Now, don’t get me wrong, I see many of the flaws in democracy. My answer to that is to limit the scope of the state and bring legislators closer to the people, so that even with a strong majority the state can only act within certain boundaries, while for the individual the proper scope to act for themselves is preserved. Not so the Remainers. They see the flaws in democracy but rather than returning power to the individuals, the people, from whence the power legitimately springs and allow them to be masters of their own lives, they seek instead to hand the power of the state to more distant and unaccountable people and institutions, who they see as more fit and more proper wielders of it. ‘Cleverer’ people than you. ‘More informed’ people than you. ‘Wiser’ people than you. ‘More qualified’ people. ‘More expert’ people. But not you, and not the people from whom the power comes. They are elitists, paternalistic some of them, but tyrannically determined to get their way.
And so they want another vote. They call it “the people’s vote”, without irony, while in the act of denying the outcome of the previous people’s vote. They make this demand not because they are great fans of the voice of the people (they blame the fact the people were asked at all for Brexit), they demand another vote because they hope for a different outcome.
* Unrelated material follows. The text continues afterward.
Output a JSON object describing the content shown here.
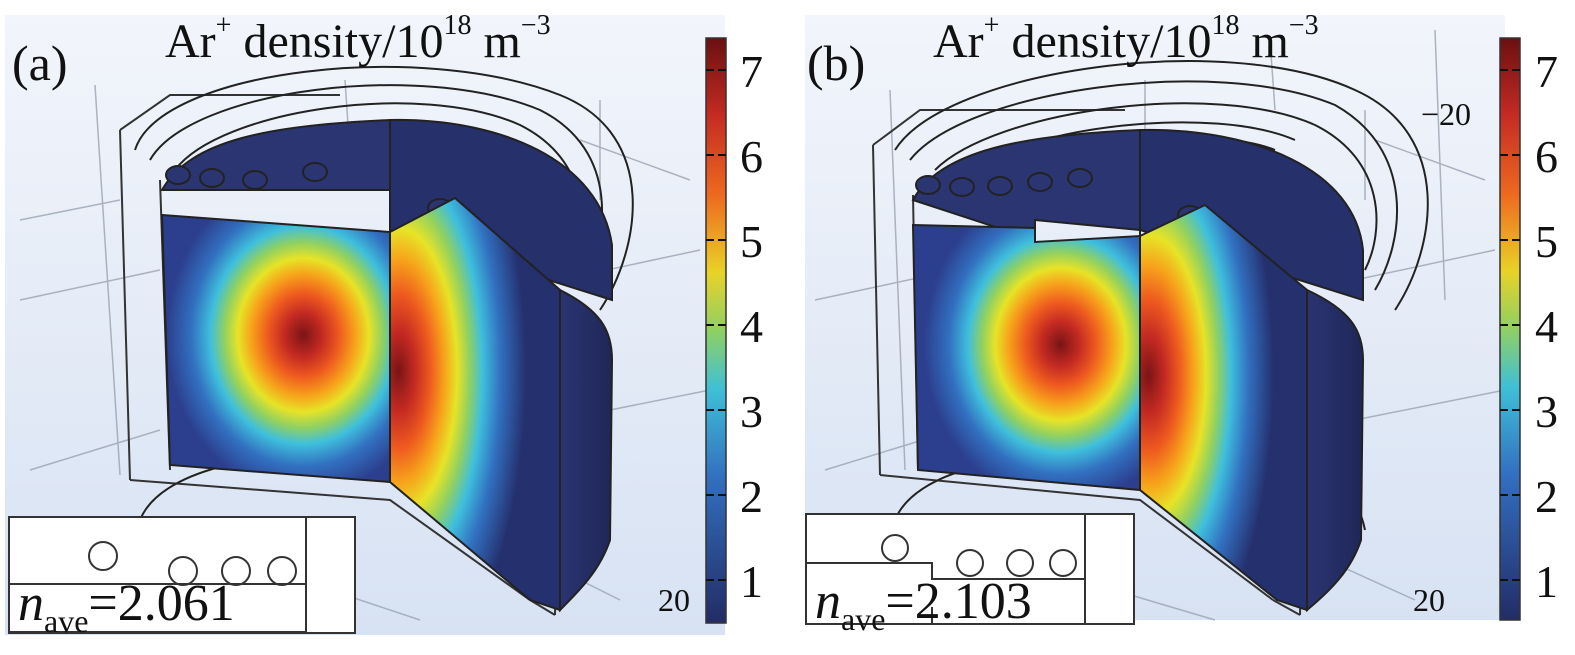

The truth is that, unlike the decent Brexiteers who operated on the democratic precedent that they won and Brexit would happen, the Remainers never did stop campaigning for remain. What they failed to gain during the official campaign they hope to gain by undermining the people’s vote of 2016. So the campaign goes on long after the returning officers signed off the result.
But let us imagine for a moment that a second people’s vote is granted before the last one is implemented. There can be no basis in logic for that to be so, without then granting a third, a fourth and so on, as each losing side claims special pleading for having another go. The precedent of a vote being followed by implementing that vote would be cast aside in favour of a perpetual limbo, in which votes are continually cast and counted but never acted on. Is this seriously what Remainers want? No, of course it isn’t. It is transparent that the real intention is to make this a special case, a one off, to make an exception just this once. What they have in mind requires just enough ballot papers to get the result they want, and then the paper mill will have run dry.
Regardless of the most careful presentation, or wording, their sole aim is to prevent Brexit. None of their arguments are really motivated by the sentiment implied in ‘people’s vote’. They hate the fact you had a people’s vote in 2016. They are not fans of a ‘people’s vote’ in principle at all. Have no doubt that if the Remainer’s aim to prevent Brexit is achieved no establishment politician will ever be so ‘foolish’ as to offer another ‘people’s vote’ on anything of this nature ever again, and no die-hard remainer will be calling for one either, however much they claim to be fans of all this voting now. The Remainers know it, the patient Brexiteers know it, anything else is smooth words with a forked tongue.
There is no reason why it should be granted and Brexiteers need to stand their ground. The vote was taken, the question was clear, it was a binary choice, the decision was made, it is now time to get on with implementing it. There is no option for not achieving Brexit, a separation of the UK and the EU which returns all power back to UK institutions and removes all power of EU institutions from the UK. It’s time to do the British thing, the democratic thing, the right thing, and finally accept the decision of the people’s vote we already had and unite to make a success of Brexit that will turn the EU flag green.